Ben Andrews, the imaging labs manager at Digital Camera World, came to a similar conclusion when testing a Nikon kit lens:
‘While there is something to be said for a perfectly focussed, tack-sharp image with stunning dynamic range; there are usually far more important factors to the visual appeal of a photograph than optical sharpness or the prevalence of chromatic aberration. Composition, lighting, emotion, originality – all are likely to be far more impactful aspects of an image, and all can be captured with even the most basic kit lens.’
Andrews even argues that because most photographer start with an entry-level kit lens, the camera manufacturers keep them updated and ‘as tempting as possible’ to entice new buyers into the system.
Cicala points out there is a valuable problem-solving exercise in forcing students to use lenses ‘out of their comfort range’, such as switching from an 85mm f1.8 to a fisheye.
‘My point is to give them limitations on equipment and force them to rethink the shots they take, figuring out how to make it work. Isn’t an 18-55 on a crop sensor camera the same thing? You don’t get wide-aperture, your edges aren’t sharp, etc. Learn your equipment’s limitations and make good images anyway, that’s what becoming a good photographer is about.’

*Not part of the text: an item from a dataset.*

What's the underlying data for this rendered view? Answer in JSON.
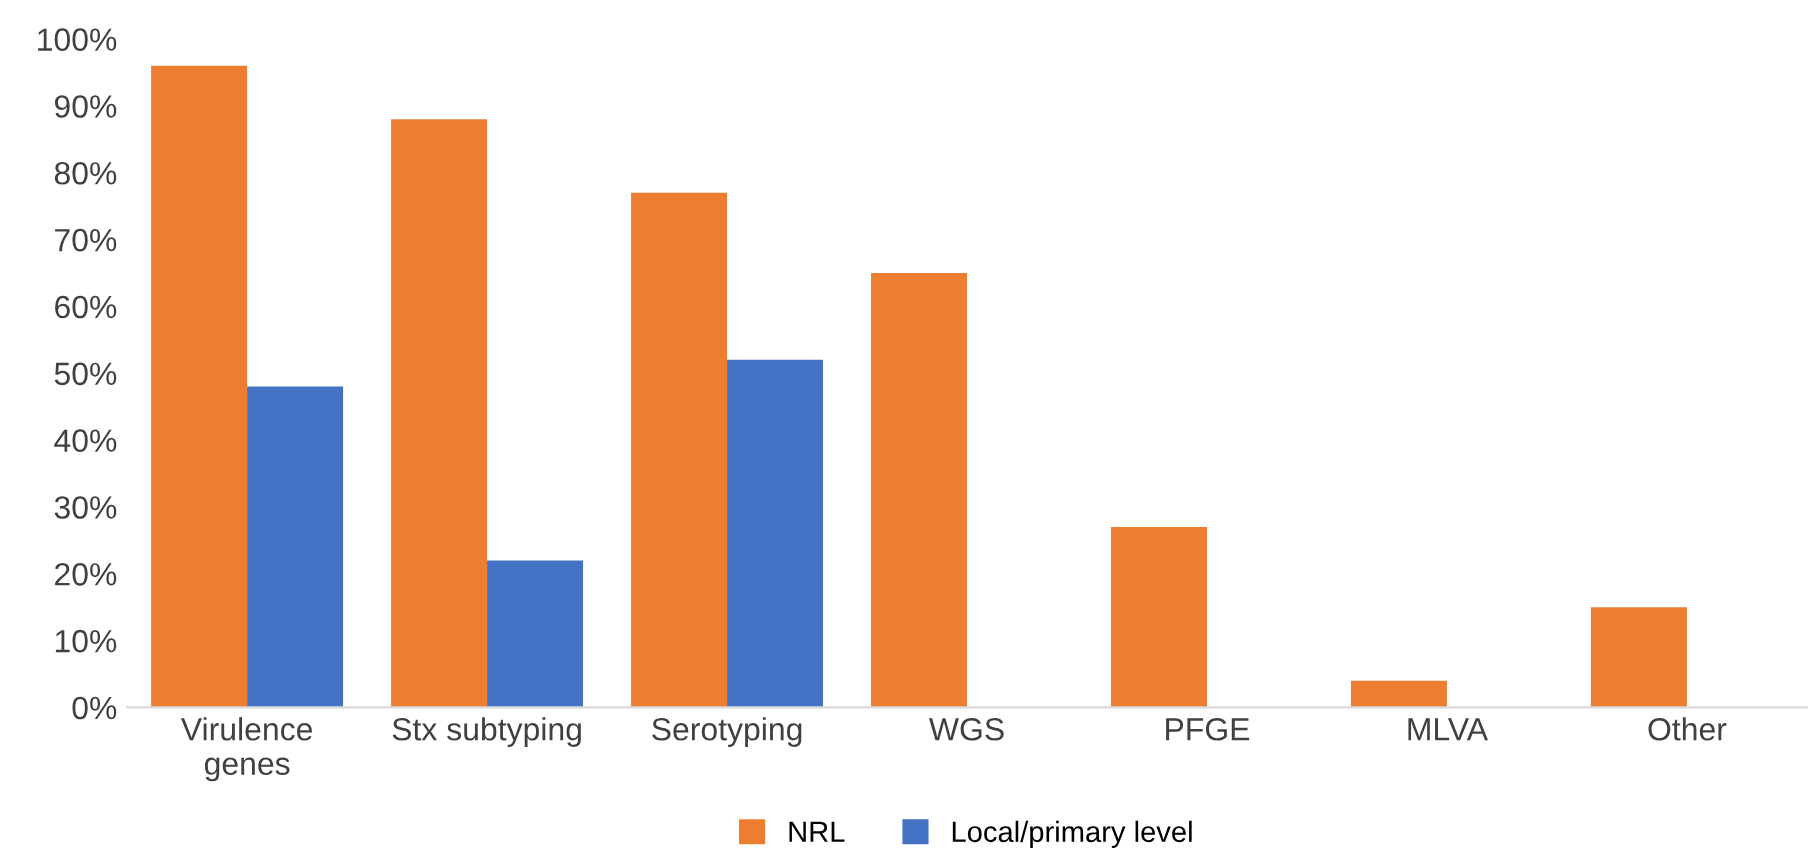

But he adds it’s the university’s role to ensure enough lenses are available to students.
‘Most legit photography schools in the US have at least a loaner program. Places like Lensrentals have big student discounts available to any school that asks for them; it’s important that a film student, for example, has handled an Arri as well as a Black Magic. And we aren’t saints, those students will eventually become customers, we know this. Every rental shop feels the same way.’